Работа газетчика, нервная и неблагодарная, сегодня требующая бешеного напряжения всех сил, а завтра, казалось, исчезавшая бесследно, увлекала Карасика, хотя он проклинал бессонными ночами свою газетную судьбу, ссорился и хлопал дверьми, когда его очерки сокращались и уродовались в суматохе боевых ночей редакции, грызся с критиками на летучках[14], но в душе он любил газету и только здесь чувствовал себя на месте, в своей тарелке.
На летучке аплодировали его задорным тирадам, посмеивались, но не старались особенно охладить пыл Карасика. «Невзрачен, но взрывчат», — говорили о Жене.
Однако после первых удачных лет Карасик почувствовал серьезные затруднения в работе. Он посещал заводы, рабочие клубы, подолгу беседовал с молодыми рабочими, работницами, комсомольцами, но всегда в самую душевную беседу проникал холодок интервью. Чутье Карасика подсказывало ему, что люди при нем держатся не так, как обычно. Все они начинали говорить неестественными, книжными фразами и старались выглядеть похожими на тех людей, которых они вычитали в очерках. В то же время это на самом деле были люди замечательных биографий, люди замечательного трудового примера, а Карасик, бывая среди них, с болью чувствовал, что он все-таки посторонний, свой, но не совсем. Это чувство было ему знакомо еще с того времени, когда он вел кружок в саратовском затоне.

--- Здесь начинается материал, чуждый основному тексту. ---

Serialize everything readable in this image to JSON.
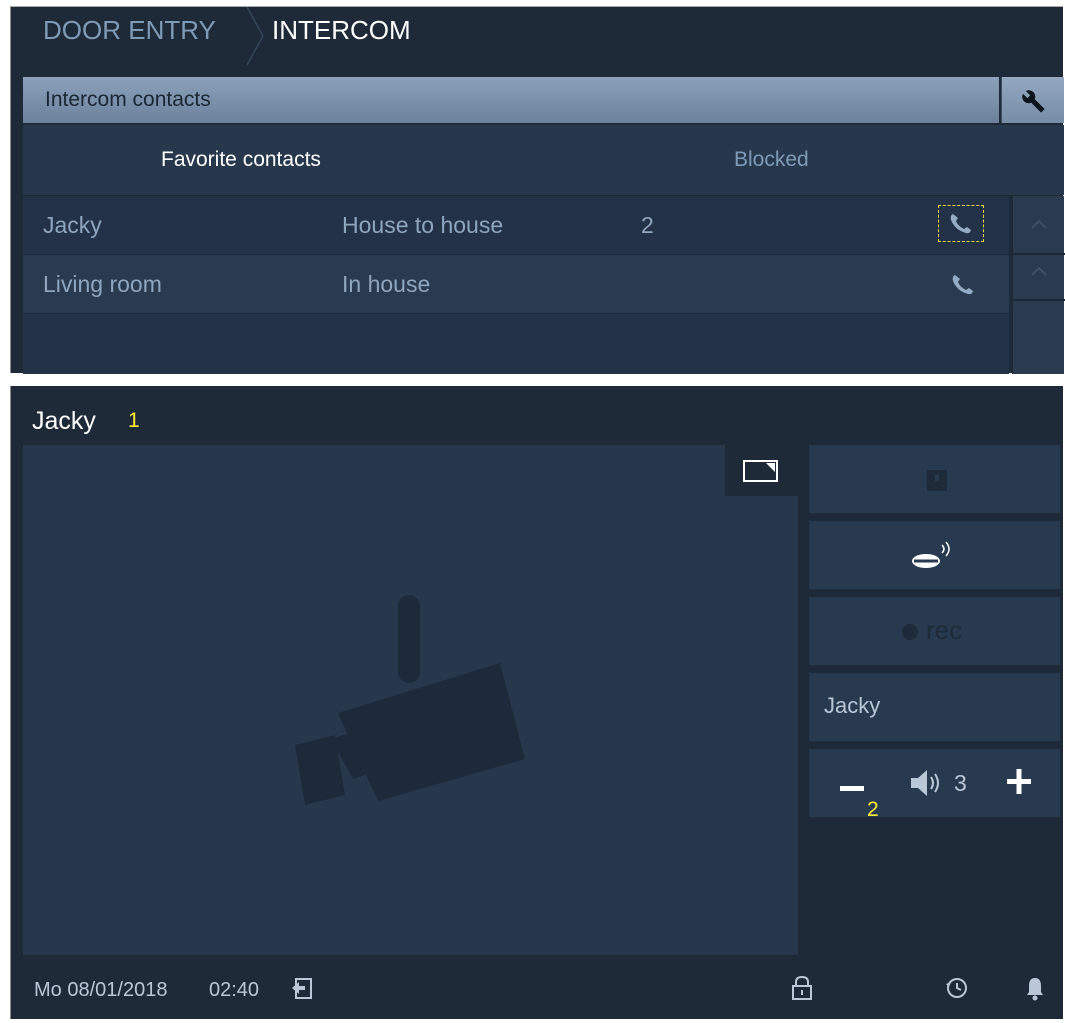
{
  "breadcrumb": {
    "section": "DOOR ENTRY",
    "page": "INTERCOM"
  },
  "contacts_bar": {
    "title": "Intercom contacts",
    "icon": "wrench-icon"
  },
  "tabs": {
    "favorite": "Favorite contacts",
    "blocked": "Blocked"
  },
  "contacts": [
    {
      "name": "Jacky",
      "type": "House to house",
      "number": "2",
      "icon": "phone-icon",
      "selected": true
    },
    {
      "name": "Living room",
      "type": "In house",
      "number": "",
      "icon": "phone-icon",
      "selected": false
    }
  ],
  "call": {
    "caller": "Jacky",
    "caller_marker": "1",
    "side_label": "Jacky",
    "rec_label": "rec",
    "volume_level": "3",
    "volume_marker": "2"
  },
  "status_bar": {
    "date": "Mo 08/01/2018",
    "time": "02:40"
  },
  "colors": {
    "panel": "#1f2a38",
    "accent_bar": "#7f95b0",
    "highlight": "#ffee33"
  }
}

— Я человек без биографии, — жаловался он товарищам. — У меня огромная личная заинтересованность в построении социализма, но решительно никакой биографии. Все эти люди, о которых я пытаюсь писать, они родные дети страны, они росли вместе с ней, их биография — это часть истории.
— Ерундите вы, — говорил ему редактор. — Что это значит — нет биографии? Это все старомодная интеллигентщина, дорогой мой. Не биография делает человека, а человек — биографию. С биографией родятся только наследные принцы. Вы ведь не наследный принц?
— Нет, — смущенно смеялся Карасик.
— Я тоже так думаю, а то вот с такой биографией мы бы вас выкинули из редакции.
Однажды редактор вызвал к себе Карасика.
— Слушайте, Карасюк, — начал редактор, любивший шутливо переиначивать фамилии сотрудников, — как это вы на днях толковали, что ищете, мол, мужественный…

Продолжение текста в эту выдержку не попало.